How a heat dome is formed and why experts blame one for Europe’s baking temperatures

An unexpected early summer heat dome has sent temperatures soaring across Western Europe this week, forcing millions of residents to confront sweltering, dangerous conditions that have already broken preliminary temperature records and claimed dozens of lives. Climate experts confirm this extreme weather event is directly linked to a stationary high-pressure system, and warn that human-caused climate change is making such events more frequent, intense, and long-lasting than ever before.

To understand the phenomenon driving this heat wave, climate scientists explain that a heat dome originates from a distinct shift in the jet stream — the fast-flowing river of high-altitude wind that shapes global weather patterns. When the jet stream develops a large, persistent northward bulge, it traps a stable high-pressure system in the region below. Mireia Ginesta, a research associate at the Climate Litigation Lab hosted by the University of Oxford’s Smith School of Enterprise and the Environment, breaks down the physics at play: sinking air within the high-pressure system compresses as it moves toward lower altitudes, raising both atmospheric pressure and air temperature, effectively locking hot, humid conditions in place for days on end. As Woodwell Climate Research Center climate scientist Jennifer Francis puts it, the heat dome describes the jet stream’s atmospheric behavior, while the heat wave is the tangible, surface-level impact that communities experience.

This week’s event has hit major European nations particularly hard. France, Italy, Spain, and the United Kingdom are all recording far higher temperatures than average for mid-June, with forecasts calling for peaks as high as 40 degrees Celsius (104 degrees Fahrenheit) across swathes of the continent. France has faced the most severe impacts so far: nearly half the country is under the national weather service’s highest-level red heat alert, and a lack of widespread residential and public air conditioning — a common feature across much of the region that has not historically faced consistent extreme heat — has left many residents without reliable ways to cool down. Dozens of drowning deaths have already been recorded across France, as people flocked to open bodies of water to escape the heat. Liz Bentley, chief executive of the UK’s Royal Meteorological Society and a meteorology professor at the University of Reading, predicts that the event will not just break long-standing June temperature records across the continent, but will obliterate them entirely.

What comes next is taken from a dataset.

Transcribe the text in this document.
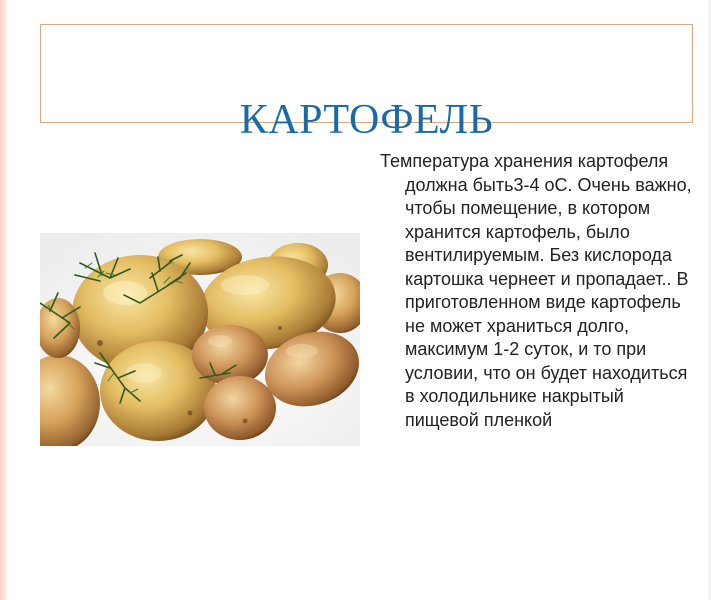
КАРТОФЕЛЬ

Температура хранения картофеля должна быть3-4 оС. Очень важно, чтобы помещение, в котором хранится картофель, было вентилируемым. Без кислорода картошка чернеет и пропадает.. В приготовленном виде картофель не может храниться долго, максимум 1-2 суток, и то при условии, что он будет находиться в холодильнике накрытый пищевой пленкой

Francis notes that Europe is still adapting to a new normal of extreme summer heat, noting that these brutal, deadly heat waves have only become common across the region in the last 10 to 20 years. Many communities still lack the infrastructure and public health systems to protect vulnerable populations from sustained extreme heat. Experts are uniform in their conclusion that anthropogenic climate change is the core driver of increasing heat dome frequency and severity. “We are warming the globe, and that means we’re shifting the range of temperatures that any given place experiences,” Francis explained. “As you shift that range of temperature, you’re making extreme temperatures much more likely.” Bentley echoed this assessment, comparing rising global temperatures to turning up a home thermostat. “Climate change is definitely having an impact on the fact that [heat waves] are more frequent, they are more intense, and they are more persistent as well,” she said. “They hang around a lot longer than they used to do.”

Public authorities across the affected region have rolled out emergency measures to reduce heat-related risk. In France, scheduled passenger train services, outdoor concerts, and public sporting events have been canceled, and officials have implemented a temporary ban on public alcohol consumption to reduce risky behavior and dehydration. Climate and public health experts have issued clear guidance for residents to stay safe during the event: maintain consistent hydration, avoid strenuous outdoor activity during the hottest midday and afternoon hours, seek out shaded or cool indoor spaces whenever possible, and cool off safely in designated public water areas if available. Francis also emphasized the underrecognized risk of overnight heat, which prevents the human body from recovering after a hot day. “If you don’t give your body a chance to cool off at night, heat just starts to accumulate in your body and that can really start to affect your health,” she said. “Figuring out a way to stay cooler at night is very, very important.”

The extreme conditions are expected to persist across most affected regions for at least several more days, and public health officials are urging residents to remain vigilant, particularly for elderly and vulnerable community members who face the highest risk of heat-related illness and death.